While I relished in the convenience of streetlights and the consolation of welcoming schoolmates, it was my first trip to an American hospital that really allowed me to understand why America was spoken of like a magical land to my friends back at home. When I was four years old living in Amman, I decided to stack together the mattresses that my siblings and I would sleep on in our shared bedroom. In the process of jumping on and off these layered mattresses, I broke my arm and received medical attention at our local clinic. To compare the quality of healthcare that I received in Amman to the quality of healthcare that I received a few years later in Chicago would be unfair.

As a nine-year-old with Appendicitis, I was treated promptly in a clean, sterile environment surrounded by cautious yet compassionate professionals. While the doctors were direct in providing superior care, it was the nurses’ intimate compassion that, once again, helped me understand why my parents chose to leave our home to pursue opportunities in a new home. Although I had been living in Chicago for just a few years at the time, I was still adjusting to finding my place in a society that I felt as though I had just joined. Scared, lost, and unsure, I sat in my hospital bed after surgery thinking about all of the differences and advancements that this hospital had over the clinic that I visited five years prior. Moreover, I considered the quality of individual care that I received from my nursing team during my stay. As a nine-year-old with broken-English recovering from an appendectomy in an unfamiliar environment, the nurses on my floor were commendable in their extensive efforts to make my stay as comfortable as possible. In offering me their time and commitment, these nurses granted a scared, uncomfortable little girl consolation and friendship.
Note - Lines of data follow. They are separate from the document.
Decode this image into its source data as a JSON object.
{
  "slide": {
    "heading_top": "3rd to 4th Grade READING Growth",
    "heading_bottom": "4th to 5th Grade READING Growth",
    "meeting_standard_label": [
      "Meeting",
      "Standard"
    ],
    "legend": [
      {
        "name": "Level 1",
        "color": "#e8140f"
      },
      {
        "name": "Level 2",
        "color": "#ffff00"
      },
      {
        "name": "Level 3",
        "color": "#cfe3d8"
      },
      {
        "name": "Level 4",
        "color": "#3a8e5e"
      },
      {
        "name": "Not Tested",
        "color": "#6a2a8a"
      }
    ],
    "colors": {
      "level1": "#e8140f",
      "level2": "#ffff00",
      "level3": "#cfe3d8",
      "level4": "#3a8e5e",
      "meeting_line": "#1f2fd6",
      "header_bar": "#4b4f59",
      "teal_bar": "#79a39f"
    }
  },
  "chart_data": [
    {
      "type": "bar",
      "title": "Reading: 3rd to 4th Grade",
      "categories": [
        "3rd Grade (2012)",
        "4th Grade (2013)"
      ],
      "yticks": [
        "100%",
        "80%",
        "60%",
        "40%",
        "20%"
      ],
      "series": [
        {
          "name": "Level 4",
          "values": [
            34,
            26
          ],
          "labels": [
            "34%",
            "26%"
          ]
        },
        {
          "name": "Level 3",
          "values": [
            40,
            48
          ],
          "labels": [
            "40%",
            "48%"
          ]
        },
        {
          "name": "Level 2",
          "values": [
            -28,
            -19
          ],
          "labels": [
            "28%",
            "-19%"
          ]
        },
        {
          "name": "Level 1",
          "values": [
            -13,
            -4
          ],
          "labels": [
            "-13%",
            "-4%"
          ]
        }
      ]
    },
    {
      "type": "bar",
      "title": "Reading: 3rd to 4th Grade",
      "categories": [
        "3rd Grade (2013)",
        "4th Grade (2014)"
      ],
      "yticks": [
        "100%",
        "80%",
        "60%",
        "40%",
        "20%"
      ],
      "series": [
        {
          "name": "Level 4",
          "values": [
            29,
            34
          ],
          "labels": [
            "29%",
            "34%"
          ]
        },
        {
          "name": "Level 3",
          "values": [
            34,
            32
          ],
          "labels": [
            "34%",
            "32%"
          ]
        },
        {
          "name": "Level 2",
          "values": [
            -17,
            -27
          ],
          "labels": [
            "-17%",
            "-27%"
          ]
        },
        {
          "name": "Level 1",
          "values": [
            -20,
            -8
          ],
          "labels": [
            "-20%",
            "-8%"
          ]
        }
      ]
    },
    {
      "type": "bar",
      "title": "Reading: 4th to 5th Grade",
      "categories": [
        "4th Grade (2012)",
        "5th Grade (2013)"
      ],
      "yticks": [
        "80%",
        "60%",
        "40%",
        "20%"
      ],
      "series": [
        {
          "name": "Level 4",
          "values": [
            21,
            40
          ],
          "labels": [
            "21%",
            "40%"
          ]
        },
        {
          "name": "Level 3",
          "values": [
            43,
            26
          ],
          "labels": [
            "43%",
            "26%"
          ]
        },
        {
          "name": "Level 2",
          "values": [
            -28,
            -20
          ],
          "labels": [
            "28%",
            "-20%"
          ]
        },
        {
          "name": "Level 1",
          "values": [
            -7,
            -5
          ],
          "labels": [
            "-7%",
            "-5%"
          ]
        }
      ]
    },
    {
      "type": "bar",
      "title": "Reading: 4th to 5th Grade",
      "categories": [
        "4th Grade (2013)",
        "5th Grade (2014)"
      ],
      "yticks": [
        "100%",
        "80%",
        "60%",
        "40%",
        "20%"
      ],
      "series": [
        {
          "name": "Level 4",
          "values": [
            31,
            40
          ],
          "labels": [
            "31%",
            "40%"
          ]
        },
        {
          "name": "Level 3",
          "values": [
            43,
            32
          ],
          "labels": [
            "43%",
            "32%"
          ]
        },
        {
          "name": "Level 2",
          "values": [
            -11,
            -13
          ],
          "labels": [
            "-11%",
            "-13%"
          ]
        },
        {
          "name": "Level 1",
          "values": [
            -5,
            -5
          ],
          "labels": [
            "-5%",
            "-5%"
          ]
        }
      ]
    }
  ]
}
To be a nurse is far more than simply completing tasks and assessing patient-care. It is in my experience that to be a nurse, one must possess superior-level skills such as compassion, patience, and an unparalleled degree of commitment. At a very tender age, I was thrown into a completely foreign environment and speaking a foreign language among my foreign-cultured peers. With enough of time and effort, I was able to persevere my way through some of the most difficult times of my life while adjusting to life in Chicago. These obstacles have not only shaped me to become the dedicated spirit that I am, but they have also instilled in me a drive to continue to pursue greater opportunity for myself, just as my parents had done for my siblings and I. To allow my parents’ sacrifice to leave our home in the Middle East go to waste would be an abomination to all that I aim to stand for in the future.

During the recovery process of a patient, positive motivation is important for psychological and physical health. A soft voice, a kind smile, and supportive words are curative and alleviate suffering. I have humanity’s best interests in my first aid kit and a great appreciation for education which is why I choose to pursue a Bachelor’s Degree of Science in Nursing.  It would be a tremendous opportunity to enter into a nursing program in which I will be given the resources and privilege to apply my strengths to the fullest potential, meanwhile adjusting my weaknesses to become additional strengths. If given the opportunity, I am confident that I will be able to configure myself into the type of nurse that will make a difference in not only the healthcare profession entirely, but also in the lives of the many individuals that I will come across during the duration of my career.

In my native language, Momarrida translates to “healer” in reference to “nurse.” To heal is to possess aptitude in application with compassion. Nursing is a profession of natural ability coupled with benevolent concern. Just as I’ve taught myself how to speak and write English and assimilated myself with my surroundings, my next accomplishment is to become a Momarrida.